We’re celebrating today: it’s the 75th anniversary of the University of Cambridge’s Computer Laboratory. From its beginnings in 1938 as the Mathematical Laboratory, it’s provided the foundations for much of our computing history; Raspberry Pi is only one of hundreds of successful business set up by academics and alumni, and we’re very proud to be associated with the Lab.
Things have changed in computing since the Mathematical Laboratory’s early days. Just before our wedding, when Eben was writing up his PhD and we were living in university housing, the wife of a very old, very decorated gentlemen took me by the elbow with startlingly strong fingers after a dinner, and proffered a dire warning.
“You need to understand that life will not be easy if you marry a computer scientist, especially early in your marriage; you won’t always come first.
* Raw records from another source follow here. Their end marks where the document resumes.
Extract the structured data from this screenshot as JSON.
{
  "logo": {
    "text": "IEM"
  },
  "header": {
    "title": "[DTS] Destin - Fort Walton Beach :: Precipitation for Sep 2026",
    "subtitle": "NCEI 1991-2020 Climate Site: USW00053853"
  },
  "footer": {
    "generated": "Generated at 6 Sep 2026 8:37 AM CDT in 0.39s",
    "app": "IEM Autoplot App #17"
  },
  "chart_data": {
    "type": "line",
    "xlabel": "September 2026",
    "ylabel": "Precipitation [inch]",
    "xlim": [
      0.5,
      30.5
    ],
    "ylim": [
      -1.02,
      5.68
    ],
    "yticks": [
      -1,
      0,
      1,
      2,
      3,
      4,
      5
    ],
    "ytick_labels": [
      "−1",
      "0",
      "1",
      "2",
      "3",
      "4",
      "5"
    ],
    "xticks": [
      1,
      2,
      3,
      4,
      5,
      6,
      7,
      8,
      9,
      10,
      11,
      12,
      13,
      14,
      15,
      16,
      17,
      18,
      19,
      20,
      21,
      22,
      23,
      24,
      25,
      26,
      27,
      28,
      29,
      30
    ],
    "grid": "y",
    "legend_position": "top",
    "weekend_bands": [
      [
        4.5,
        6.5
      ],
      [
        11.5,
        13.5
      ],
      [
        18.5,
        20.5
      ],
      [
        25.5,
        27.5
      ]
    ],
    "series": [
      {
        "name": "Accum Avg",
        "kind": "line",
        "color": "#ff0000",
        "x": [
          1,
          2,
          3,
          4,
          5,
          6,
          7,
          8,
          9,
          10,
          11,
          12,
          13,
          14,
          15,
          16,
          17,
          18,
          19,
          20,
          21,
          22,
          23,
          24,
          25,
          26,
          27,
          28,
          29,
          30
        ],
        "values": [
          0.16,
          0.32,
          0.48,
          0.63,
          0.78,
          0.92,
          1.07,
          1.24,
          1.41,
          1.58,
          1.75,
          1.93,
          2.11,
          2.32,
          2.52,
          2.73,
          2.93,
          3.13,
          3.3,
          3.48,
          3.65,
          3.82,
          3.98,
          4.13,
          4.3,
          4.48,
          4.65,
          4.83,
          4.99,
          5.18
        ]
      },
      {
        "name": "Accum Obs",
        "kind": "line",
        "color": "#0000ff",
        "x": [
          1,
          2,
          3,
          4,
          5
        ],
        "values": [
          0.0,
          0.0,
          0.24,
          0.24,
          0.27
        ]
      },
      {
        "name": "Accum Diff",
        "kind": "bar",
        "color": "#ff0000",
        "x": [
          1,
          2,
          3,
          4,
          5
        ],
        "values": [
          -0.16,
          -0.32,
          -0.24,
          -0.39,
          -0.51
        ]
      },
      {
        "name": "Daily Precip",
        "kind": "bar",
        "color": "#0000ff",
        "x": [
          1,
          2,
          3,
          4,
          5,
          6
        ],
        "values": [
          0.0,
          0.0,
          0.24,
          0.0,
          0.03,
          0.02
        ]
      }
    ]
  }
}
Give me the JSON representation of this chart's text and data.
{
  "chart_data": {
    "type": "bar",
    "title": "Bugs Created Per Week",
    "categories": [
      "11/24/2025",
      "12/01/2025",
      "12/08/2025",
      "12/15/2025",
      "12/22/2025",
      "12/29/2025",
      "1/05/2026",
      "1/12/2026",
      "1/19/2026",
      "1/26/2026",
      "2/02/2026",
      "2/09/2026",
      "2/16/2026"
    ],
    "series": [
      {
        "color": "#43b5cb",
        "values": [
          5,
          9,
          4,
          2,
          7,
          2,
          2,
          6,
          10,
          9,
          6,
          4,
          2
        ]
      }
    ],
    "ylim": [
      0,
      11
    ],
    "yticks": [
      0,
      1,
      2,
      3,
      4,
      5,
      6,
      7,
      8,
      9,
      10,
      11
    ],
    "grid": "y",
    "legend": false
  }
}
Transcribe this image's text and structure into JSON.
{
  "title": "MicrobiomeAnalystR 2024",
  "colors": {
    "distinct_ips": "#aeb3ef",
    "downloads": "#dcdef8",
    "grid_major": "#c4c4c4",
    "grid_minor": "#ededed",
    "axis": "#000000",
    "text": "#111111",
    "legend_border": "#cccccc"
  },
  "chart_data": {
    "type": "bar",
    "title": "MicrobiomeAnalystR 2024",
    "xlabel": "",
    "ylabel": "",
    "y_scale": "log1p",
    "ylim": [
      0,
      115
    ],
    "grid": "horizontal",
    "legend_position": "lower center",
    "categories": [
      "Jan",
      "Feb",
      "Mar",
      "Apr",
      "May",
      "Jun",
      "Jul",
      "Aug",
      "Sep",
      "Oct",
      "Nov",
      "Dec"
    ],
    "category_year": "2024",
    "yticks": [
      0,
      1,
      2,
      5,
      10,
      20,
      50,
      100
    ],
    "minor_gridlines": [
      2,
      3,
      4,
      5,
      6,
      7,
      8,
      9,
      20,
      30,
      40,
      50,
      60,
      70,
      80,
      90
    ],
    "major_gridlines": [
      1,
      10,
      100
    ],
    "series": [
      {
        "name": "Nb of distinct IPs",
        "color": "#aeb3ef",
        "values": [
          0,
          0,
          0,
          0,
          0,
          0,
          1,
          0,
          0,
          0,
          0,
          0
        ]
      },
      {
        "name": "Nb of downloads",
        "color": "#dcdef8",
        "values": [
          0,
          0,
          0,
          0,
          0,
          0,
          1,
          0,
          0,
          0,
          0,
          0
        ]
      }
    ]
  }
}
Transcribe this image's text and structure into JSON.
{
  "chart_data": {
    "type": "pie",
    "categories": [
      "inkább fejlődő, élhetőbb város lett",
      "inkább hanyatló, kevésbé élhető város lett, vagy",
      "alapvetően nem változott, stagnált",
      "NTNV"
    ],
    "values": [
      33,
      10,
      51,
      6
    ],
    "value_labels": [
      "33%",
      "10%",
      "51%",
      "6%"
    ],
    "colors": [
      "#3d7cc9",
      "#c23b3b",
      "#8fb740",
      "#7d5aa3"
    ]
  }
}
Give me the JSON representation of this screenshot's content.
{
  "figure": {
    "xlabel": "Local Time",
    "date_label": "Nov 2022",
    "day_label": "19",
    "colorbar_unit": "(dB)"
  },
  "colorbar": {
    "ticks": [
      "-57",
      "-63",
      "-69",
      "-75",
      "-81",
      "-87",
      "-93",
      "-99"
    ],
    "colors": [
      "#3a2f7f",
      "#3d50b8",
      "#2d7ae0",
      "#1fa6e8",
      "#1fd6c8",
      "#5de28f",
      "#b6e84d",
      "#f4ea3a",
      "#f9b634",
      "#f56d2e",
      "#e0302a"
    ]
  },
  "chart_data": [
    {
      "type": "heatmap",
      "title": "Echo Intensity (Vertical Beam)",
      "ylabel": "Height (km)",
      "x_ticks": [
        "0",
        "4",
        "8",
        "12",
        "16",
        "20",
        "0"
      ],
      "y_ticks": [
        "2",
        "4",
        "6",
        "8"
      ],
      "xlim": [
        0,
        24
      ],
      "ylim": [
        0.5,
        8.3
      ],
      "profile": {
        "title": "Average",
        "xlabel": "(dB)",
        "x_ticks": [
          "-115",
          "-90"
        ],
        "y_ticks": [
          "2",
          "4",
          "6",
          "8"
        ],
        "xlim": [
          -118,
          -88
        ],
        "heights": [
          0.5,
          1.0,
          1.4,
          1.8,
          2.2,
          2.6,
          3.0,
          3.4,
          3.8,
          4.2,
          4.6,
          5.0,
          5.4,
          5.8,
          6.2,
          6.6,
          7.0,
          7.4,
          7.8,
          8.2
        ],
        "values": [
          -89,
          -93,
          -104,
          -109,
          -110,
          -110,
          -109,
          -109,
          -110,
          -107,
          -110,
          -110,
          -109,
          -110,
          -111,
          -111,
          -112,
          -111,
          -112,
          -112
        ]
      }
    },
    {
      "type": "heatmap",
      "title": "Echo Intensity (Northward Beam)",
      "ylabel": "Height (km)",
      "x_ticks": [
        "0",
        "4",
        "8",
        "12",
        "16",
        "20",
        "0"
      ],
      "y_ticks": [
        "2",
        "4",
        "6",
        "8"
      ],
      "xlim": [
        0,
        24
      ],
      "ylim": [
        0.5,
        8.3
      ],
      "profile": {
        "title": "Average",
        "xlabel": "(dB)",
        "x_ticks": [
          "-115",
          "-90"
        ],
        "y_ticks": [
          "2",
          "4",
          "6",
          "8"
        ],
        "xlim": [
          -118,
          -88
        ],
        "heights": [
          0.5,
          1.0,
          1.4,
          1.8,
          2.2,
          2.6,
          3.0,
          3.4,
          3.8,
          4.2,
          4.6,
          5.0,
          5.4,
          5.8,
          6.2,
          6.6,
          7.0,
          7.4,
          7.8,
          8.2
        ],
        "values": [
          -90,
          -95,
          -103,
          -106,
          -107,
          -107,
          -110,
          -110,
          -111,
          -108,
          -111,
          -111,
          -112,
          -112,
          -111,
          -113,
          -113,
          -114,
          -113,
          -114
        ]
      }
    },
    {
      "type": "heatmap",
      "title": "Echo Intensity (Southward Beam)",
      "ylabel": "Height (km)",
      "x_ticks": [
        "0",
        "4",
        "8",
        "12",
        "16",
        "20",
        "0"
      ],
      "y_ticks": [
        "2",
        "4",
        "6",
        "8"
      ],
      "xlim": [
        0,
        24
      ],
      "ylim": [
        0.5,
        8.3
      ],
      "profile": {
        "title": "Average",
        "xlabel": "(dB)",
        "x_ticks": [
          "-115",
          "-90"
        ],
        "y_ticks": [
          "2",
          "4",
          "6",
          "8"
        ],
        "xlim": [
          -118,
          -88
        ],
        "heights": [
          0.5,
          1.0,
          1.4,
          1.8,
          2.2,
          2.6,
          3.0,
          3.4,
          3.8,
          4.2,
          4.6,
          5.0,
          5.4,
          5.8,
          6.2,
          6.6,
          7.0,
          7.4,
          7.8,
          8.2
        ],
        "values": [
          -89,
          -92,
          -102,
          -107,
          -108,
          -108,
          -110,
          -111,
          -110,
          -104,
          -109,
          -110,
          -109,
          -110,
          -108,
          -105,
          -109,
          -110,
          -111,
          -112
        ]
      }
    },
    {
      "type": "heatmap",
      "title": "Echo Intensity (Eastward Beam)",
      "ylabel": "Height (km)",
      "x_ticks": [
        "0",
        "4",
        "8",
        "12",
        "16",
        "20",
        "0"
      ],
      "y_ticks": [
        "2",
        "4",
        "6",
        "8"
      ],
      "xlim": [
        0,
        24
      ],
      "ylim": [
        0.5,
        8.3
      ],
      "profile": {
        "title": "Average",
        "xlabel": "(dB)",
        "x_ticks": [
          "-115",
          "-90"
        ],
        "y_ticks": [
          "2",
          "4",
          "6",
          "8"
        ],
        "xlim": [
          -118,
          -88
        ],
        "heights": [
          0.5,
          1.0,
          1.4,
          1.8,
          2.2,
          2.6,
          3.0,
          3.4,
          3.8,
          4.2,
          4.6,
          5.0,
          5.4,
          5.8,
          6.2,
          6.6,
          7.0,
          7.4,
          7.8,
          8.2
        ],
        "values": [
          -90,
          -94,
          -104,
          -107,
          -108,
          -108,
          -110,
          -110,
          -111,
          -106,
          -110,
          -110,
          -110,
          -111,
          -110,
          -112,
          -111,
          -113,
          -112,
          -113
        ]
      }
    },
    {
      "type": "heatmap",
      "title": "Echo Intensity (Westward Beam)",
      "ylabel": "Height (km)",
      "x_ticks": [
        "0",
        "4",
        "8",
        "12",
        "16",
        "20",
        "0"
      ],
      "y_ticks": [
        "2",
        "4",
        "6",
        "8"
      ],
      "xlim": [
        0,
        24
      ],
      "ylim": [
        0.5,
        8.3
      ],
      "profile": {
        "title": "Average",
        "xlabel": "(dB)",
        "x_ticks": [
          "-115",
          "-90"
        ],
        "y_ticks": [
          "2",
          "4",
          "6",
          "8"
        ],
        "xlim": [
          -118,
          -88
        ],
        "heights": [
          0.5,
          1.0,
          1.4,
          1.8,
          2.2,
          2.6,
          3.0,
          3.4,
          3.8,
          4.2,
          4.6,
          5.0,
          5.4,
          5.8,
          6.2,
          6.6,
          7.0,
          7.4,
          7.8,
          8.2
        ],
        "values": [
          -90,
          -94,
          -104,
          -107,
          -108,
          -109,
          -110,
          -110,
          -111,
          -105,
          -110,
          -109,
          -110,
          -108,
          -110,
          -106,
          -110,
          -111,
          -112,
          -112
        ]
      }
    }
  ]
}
When we were young marrieds, John would disappear for hours in the middle of the night to cool that damned machine for his supervisor.”
It turns out that “that damned machine” was EDSAC. (My advice to “young marrieds”: if you can’t beat them, join them.)
It’s thanks to work done in that laboratory that you’re holding a Raspberry Pi now that doesn’t need cooling at all, let alone in the middle of the night; ARM, whose technology is in the Pi’s processor, was originally a spinoff from the Computer Lab.
The Lab’s anniversary announcement says:
It was where EDSAC, the first programmable computer ever brought into general service, was built, and where microprogramming was pioneered by Maurice Wilkes, the Lab’s second Director, using EDSAC 2. Towards the end of the mainframe age, major advances were made in fields such as networked computing and computer-aided design. Cambridge’s Computer Lab was the home of the world’s first webcam. It was the place where Michael Burrows, the leading computer scientist in search engine development, learned his trade, and where Bjarne Stroustrup, inventor of the hugely popular computer language C++, did his PhD. Without the Lab, early home computers like the BBC Micro, or the low-power chip technology used in iPads and mobile phones, or the Raspberry Pi, might well never have emerged.
We’re a bit overwhelmed to find ourselves discussed in such august company. Eben’s one of the (ha) Distinguished Speakers at today’s celebrations; tomorrow it’s back to normal, but for today we’re enjoying an incredible feeling of taking part in history, and a sense of the extraordinary pace we’ve been moving at for the last 75 years.
Congratulations to everybody at the Lab, past, present and future. Here’s to the next 75 years – let’s make them good ones!
Updated to add: I’ve just been pointed at a slideshow about the Lab’s first 75 years on the BBC News website. It’s short but interesting, and you might recognise the object in the final slide.